Depok, Optimaise News – Mery Yuniarni mengajukan eksepsi di Pengadilan Negeri Depok pada 29 Juli 2026. Eks direksi PT DSI itu menyatakan kegiatan penipuan yang didakwakan baru berjalan setelah ia mengundurkan diri dari jabatan.
Inti artikel
- Mery Yuniarni mengajukan eksepsi di Pengadilan Negeri Depok pada 29 Juli 2026
- Eks direksi PT DSI itu menyatakan kegiatan penipuan yang didakwakan baru berjalan setelah ia mengundurkan diri dari jabatan
- Melalui nota keberatan, ia menolak tanggung jawab operasional karena sudah tidak menjabat
Melalui nota keberatan, ia menolak tanggung jawab operasional karena sudah tidak menjabat. Optimaise News merangkum argumen Mery agar fakta di persidangan terbuka dan kepastian hukum terjamin bagi semua pihak.
Kronologi Ajukan Eksepsi Mery Yuniarni di Pengadilan Depok
Sidang perdana kasus penipuan PT DSI digelar 22 Juli 2026 di Pengadilan Negeri Depok. Tersangka lain yang disebut meliputi Taufiq Aljufri dan Arie Rizal Lesmana.
Kasus ini menyentuh sekitar 15 ribu korban dengan kerugian total Rp2,4 triliun. Seminggu kemudian Mery memasukkan nota keberatan sebagai bentuk eksepsi.
Langkah itu ia ambil untuk memperjelas posisi hukumnya di muka sidang. Ia menekankan fakta operasional harus diungkap tanpa penutup agar proses tetap adil.
Alasan Mery Yuniarni Menolak Tanggungjawab Operasional
Mery menegaskan bahwa setelah mengundurkan diri ia tidak lagi punya kewenangan mengelola operasional PT DSI. Saat masih menjabat, perusahaan belum memiliki lender, borrower, atau kegiatan penghimpunan dana.
Kegiatan yang dipersoalkan baru berjalan setelah pengunduran dirinya.
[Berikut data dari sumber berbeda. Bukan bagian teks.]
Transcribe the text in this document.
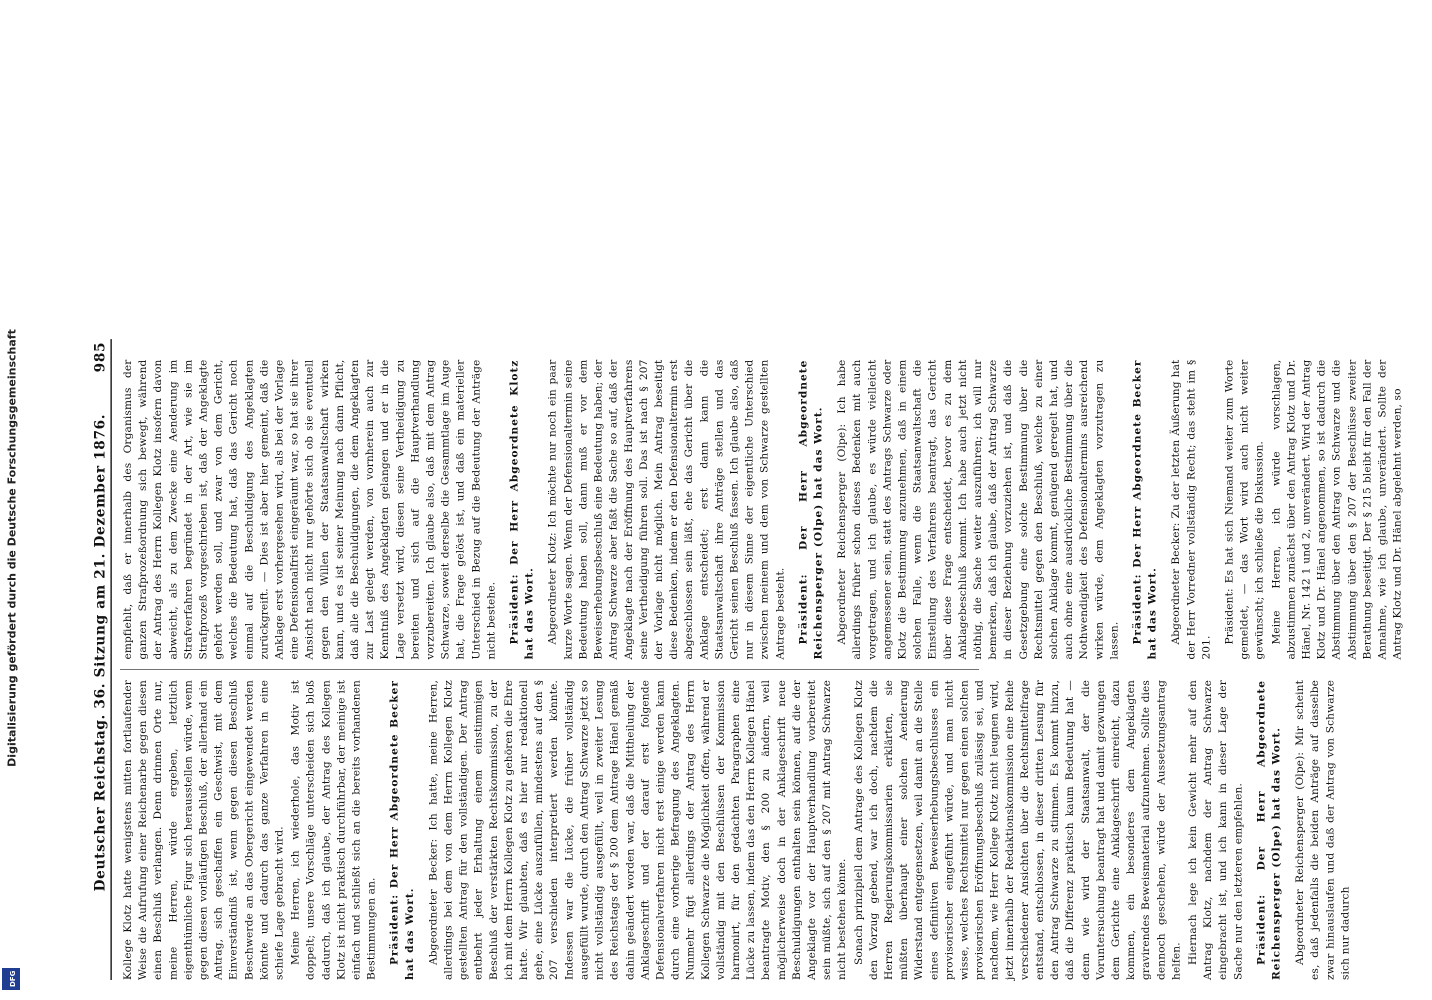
Digitalisierung gefördert durch die Deutsche Forschungsgemeinschaft
DFG
Deutscher Reichstag. 36. Sitzung am 21. Dezember 1876.
985

Kollege Klotz hatte wenigstens mitten fortlaufender Weise die Aufrufung einer Reichenarbe gegen diesen einen Beschluß verlangen. Denn drinnen Orte nur, meine Herren, würde ergeben, letztlich eigenthümliche Figur sich herausstellen würde, wenn gegen diesen vorläufigen Beschluß, der allerhand ein Antrag, sich geschaffen ein Geschwist, mit dem Einverständniß ist, wenn gegen diesen Beschluß Beschwerde an das Obergericht eingewendet werden könnte und dadurch das ganze Verfahren in eine schiefe Lage gebracht wird. Meine Herren, ich wiederhole, das Motiv ist doppelt; unsere Vorschläge unterscheiden sich bloß dadurch, daß ich glaube, der Antrag des Kollegen Klotz ist nicht praktisch durchführbar, der meinige ist einfach und schließt sich an die bereits vorhandenen Bestimmungen an. Präsident: Der Herr Abgeordnete Becker hat das Wort. Abgeordneter Becker: Ich hatte, meine Herren, allerdings bei dem von dem Herrn Kollegen Klotz gestellten Antrag für den vollständigen. Der Antrag entbehrt jeder Erhaltung einem einstimmigen Beschluß der verstärkten Rechtskommission, zu der ich mit dem Herrn Kollegen Klotz zu gehören die Ehre hatte. Wir glaubten, daß es hier nur redaktionell gehe, eine Lücke auszufüllen, mindestens auf den § 207 verschieden interpretiert werden könnte. Indessen war die Lücke, die früher vollständig ausgefüllt wurde, durch den Antrag Schwarze jetzt so nicht vollständig ausgefüllt, weil in zweiter Lesung des Reichstags der § 200 dem Antrage Hänel gemäß dahin geändert worden war, daß die Mittheilung der Anklageschrift und der darauf erst folgende Defensionalverfahren nicht erst einige werden kann durch eine vorherige Befragung des Angeklagten. Nunmehr fügt allerdings der Antrag des Herrn Kollegen Schwarze die Möglichkeit offen, während er vollständig mit den Beschlüssen der Kommission harmonirt, für den gedachten Paragraphen eine Lücke zu lassen, indem das den Herrn Kollegen Hänel beantragte Motiv, den § 200 zu ändern, weil möglicherweise doch in der Anklageschrift neue Beschuldigungen enthalten sein können, auf die der Angeklagte vor der Hauptverhandlung vorbereitet sein müßte, sich auf den § 207 mit Antrag Schwarze nicht bestehen könne. Sonach prinzipiell dem Antrage des Kollegen Klotz den Vorzug gebend, war ich doch, nachdem die Herren Regierungskommissarien erklärten, sie müßten überhaupt einer solchen Aenderung Widerstand entgegensetzen, weil damit an die Stelle eines definitiven Beweiserhebungsbeschlusses ein provisorischer eingeführt würde, und man nicht wisse, welches Rechtsmittel nur gegen einen solchen provisorischen Eröffnungsbeschluß zulässig sei, und nachdem, wie Herr Kollege Klotz nicht leugnen wird, jetzt innerhalb der Redaktionskommission eine Reihe verschiedener Ansichten über die Rechtsmittelfrage entstand, entschlossen, in dieser dritten Lesung für den Antrag Schwarze zu stimmen. Es kommt hinzu, daß die Differenz praktisch kaum Bedeutung hat — denn wie wird der Staatsanwalt, der die Voruntersuchung beantragt hat und damit gezwungen dem Gerichte eine Anklageschrift einreicht, dazu kommen, ein besonderes dem Angeklagten gravirendes Beweismaterial aufzunehmen. Sollte dies dennoch geschehen, würde der Aussetzungsantrag helfen. Hiernach lege ich kein Gewicht mehr auf den Antrag Klotz, nachdem der Antrag Schwarze eingebracht ist, und ich kann in dieser Lage der Sache nur den letzteren empfehlen. Präsident: Der Herr Abgeordnete Reichensperger (Olpe) hat das Wort. Abgeordneter Reichensperger (Olpe): Mir scheint es, daß jedenfalls die beiden Anträge auf dasselbe zwar hinauslaufen und daß der Antrag von Schwarze sich nur dadurch

empfiehlt, daß er innerhalb des Organismus der ganzen Strafprozeßordnung sich bewegt, während der Antrag des Herrn Kollegen Klotz insofern davon abweicht, als zu dem Zwecke eine Aenderung im Strafverfahren begründet in der Art, wie sie im Strafprozeß vorgeschrieben ist, daß der Angeklagte gehört werden soll, und zwar von dem Gericht, welches die Bedeutung hat, daß das Gericht noch einmal auf die Beschuldigung des Angeklagten zurückgreift. — Dies ist aber hier gemeint, daß die Anklage erst vorhergesehen wird, als bei der Vorlage eine Defensionalfrist eingeräumt war, so hat sie ihrer Ansicht nach nicht nur gehörte sich ob sie eventuell gegen den Willen der Staatsanwaltschaft wirken kann, und es ist seiner Meinung nach dann Pflicht, daß alle die Beschuldigungen, die dem Angeklagten zur Last gelegt werden, von vornherein auch zur Kenntniß des Angeklagten gelangen und er in die Lage versetzt wird, diesen seine Vertheidigung zu bereiten und sich auf die Hauptverhandlung vorzubereiten. Ich glaube also, daß mit dem Antrag Schwarze, soweit derselbe die Gesammtlage im Auge hat, die Frage gelöst ist, und daß ein materieller Unterschied in Bezug auf die Bedeutung der Anträge nicht bestehe. Präsident: Der Herr Abgeordnete Klotz hat das Wort. Abgeordneter Klotz: Ich möchte nur noch ein paar kurze Worte sagen. Wenn der Defensionaltermin seine Bedeutung haben soll, dann muß er vor dem Beweiserhebungsbeschluß eine Bedeutung haben; der Antrag Schwarze aber faßt die Sache so auf, daß der Angeklagte nach der Eröffnung des Hauptverfahrens seine Vertheidigung führen soll. Das ist nach § 207 der Vorlage nicht möglich. Mein Antrag beseitigt diese Bedenken, indem er den Defensionaltermin erst abgeschlossen sein läßt, ehe das Gericht über die Anklage entscheidet; erst dann kann die Staatsanwaltschaft ihre Anträge stellen und das Gericht seinen Beschluß fassen. Ich glaube also, daß nur in diesem Sinne der eigentliche Unterschied zwischen meinem und dem von Schwarze gestellten Antrage besteht. Präsident: Der Herr Abgeordnete Reichensperger (Olpe) hat das Wort. Abgeordneter Reichensperger (Olpe): Ich habe allerdings früher schon dieses Bedenken mit auch vorgetragen, und ich glaube, es würde vielleicht angemessener sein, statt des Antrags Schwarze oder Klotz die Bestimmung anzunehmen, daß in einem solchen Falle, wenn die Staatsanwaltschaft die Einstellung des Verfahrens beantragt, das Gericht über diese Frage entscheidet, bevor es zu dem Anklagebeschluß kommt. Ich habe auch jetzt nicht nöthig, die Sache weiter auszuführen; ich will nur bemerken, daß ich glaube, daß der Antrag Schwarze in dieser Beziehung vorzuziehen ist, und daß die Gesetzgebung eine solche Bestimmung über die Rechtsmittel gegen den Beschluß, welche zu einer solchen Anklage kommt, genügend geregelt hat, und auch ohne eine ausdrückliche Bestimmung über die Nothwendigkeit des Defensionaltermins ausreichend wirken würde, dem Angeklagten vorzutragen zu lassen. Präsident: Der Herr Abgeordnete Becker hat das Wort. Abgeordneter Becker: Zu der letzten Äußerung hat der Herr Vorredner vollständig Recht; das steht im § 201.

Präsident: Es hat sich Niemand weiter zum Worte gemeldet, — das Wort wird auch nicht weiter gewünscht; ich schließe die Diskussion. Meine Herren, ich würde vorschlagen, abzustimmen zunächst über den Antrag Klotz und Dr. Hänel, Nr. 142 1 und 2, unverändert. Wird der Antrag Klotz und Dr. Hänel angenommen, so ist dadurch die Abstimmung über den Antrag von Schwarze und die Abstimmung über den § 207 der Beschlüsse zweiter Berathung beseitigt. Der § 215 bleibt für den Fall der Annahme, wie ich glaube, unverändert. Sollte der Antrag Klotz und Dr. Hänel abgelehnt werden, so
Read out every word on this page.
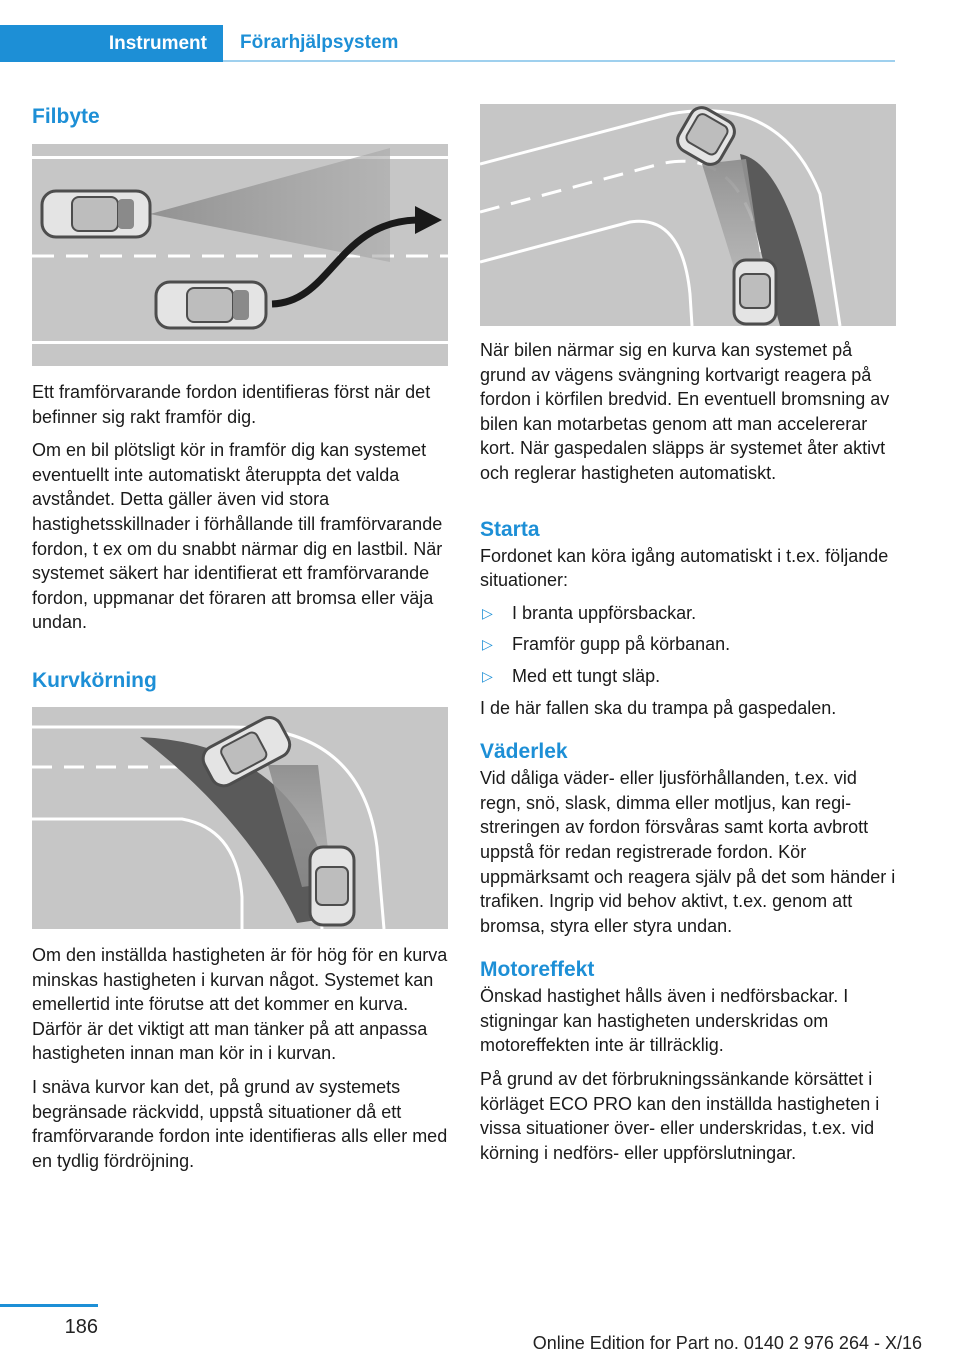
Instrument	Förarhjälpsystem
Filbyte

Ett framförvarande fordon identifieras först när det befinner sig rakt framför dig.

Om en bil plötsligt kör in framför dig kan systemet eventuellt inte automatiskt återuppta det valda avståndet. Detta gäller även vid stora hastighetsskillnader i förhållande till framförvarande fordon, t ex om du snabbt närmar dig en lastbil. När systemet säkert har identifierat ett framförvarande fordon, uppmanar det föraren att bromsa eller väja undan.

Kurvkörning

Om den inställda hastigheten är för hög för en kurva minskas hastigheten i kurvan något. Systemet kan emellertid inte förutse att det kommer en kurva. Därför är det viktigt att man tänker på att anpassa hastigheten innan man kör in i kurvan.

I snäva kurvor kan det, på grund av systemets begränsade räckvidd, uppstå situationer då ett framförvarande fordon inte identifieras alls eller med en tydlig fördröjning.

När bilen närmar sig en kurva kan systemet på grund av vägens svängning kortvarigt reagera på fordon i körfilen bredvid. En eventuell bromsning av bilen kan motarbetas genom att man accelererar kort. När gaspedalen släpps är systemet åter aktivt och reglerar hastigheten automatiskt.

Starta

Fordonet kan köra igång automatiskt i t.ex. följande situationer:

▷ I branta uppförsbackar.
▷ Framför gupp på körbanan.
▷ Med ett tungt släp.

I de här fallen ska du trampa på gaspedalen.

Väderlek

Vid dåliga väder- eller ljusförhållanden, t.ex. vid regn, snö, slask, dimma eller motljus, kan registreringen av fordon försvåras samt korta avbrott uppstå för redan registrerade fordon. Kör uppmärksamt och reagera själv på det som händer i trafiken. Ingrip vid behov aktivt, t.ex. genom att bromsa, styra eller styra undan.

Motoreffekt

Önskad hastighet hålls även i nedförsbackar. I stigningar kan hastigheten underskridas om motoreffekten inte är tillräcklig.

På grund av det förbrukningssänkande körsättet i körläget ECO PRO kan den inställda hastigheten i vissa situationer över- eller underskridas, t.ex. vid körning i nedförs- eller uppförslutningar.

186
Online Edition for Part no. 0140 2 976 264 - X/16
Ia mengaku tidak pernah diberi tahu apalagi dilibatkan dalam kampanye internal.
Pembelaan ini menjadi inti nota keberatan. Mery ingin tanggung jawab dibebankan sesuai waktu jabatan dan kewenangan yang sah.
Permintaan Buka Dokumen Perusahaan PT DSI
Dalam eksepsinya Mery meminta pengadilan membuka sejumlah dokumen perusahaan. Tujuannya agar timeline kegiatan dan pergantian struktur terlihat jelas di depan hakim.
Dokumen yang diminta secara rinci meliputi perubahan pengurus, data lender dan borrower pertama, notulen rapat direksi, serta dokumen persetujuan proyek.
Data lender-borrower pertama dinilai krusial untuk membuktikan kapan kegiatan dimulai. Dengan berkas itu Mery berharap dapat menunjukkan ia tidak terlibat sama sekali.
Dampak Eksepsi pada Persidangan Kasus Penipuan
Eksepsi ini berpotensi mengubah alur pembuktian di persidangan kasus penipuan PT DSI. Jika dikabulkan, hakim bisa memerintahkan pembukaan dokumen yang diminta.
Nota keberatan memberi kepastian hukum bagi semua pihak termasuk lender. Proses menjadi lebih lengkap karena fakta operasional diungkap utuh tanpa celah.
Optimaise News melihat eksepsi mendorong transparansi dan memperjelas batas tanggung jawab para tersangka. Sidang tidak otomatis berhenti, namun kronologi kejadian bisa lebih akurat bagi korban.
Analisis dampak menunjukkan bahwa permintaan buka dokumen memperkuat posisi hakim dalam menilai siapa berwenang kapan. Kepastian itu penting agar putusan kelak tidak digugat ulang.
Klaim Mery Yuniarni Soal Kepentingan Lender
Mery menegaskan eksepsinya tidak dimaksudkan mengesampingkan kepentingan lender. Ia justru mendukung pengungkapan seluruh fakta melalui persidangan yang terbuka.
Menurutnya kepastian hukum melindungi hak lender agar tidak dirugikan oleh ketidakjelasan struktur. Klaim ini merespons kekhawatiran bahwa pembelaan diri bisa menyingkirkan pihak lain.
Dengan sikap itu Mery ingin tunjukkan itikad baik. Ia berharap sidang berjalan adil tanpa menyembunyikan detail operasional yang relevan.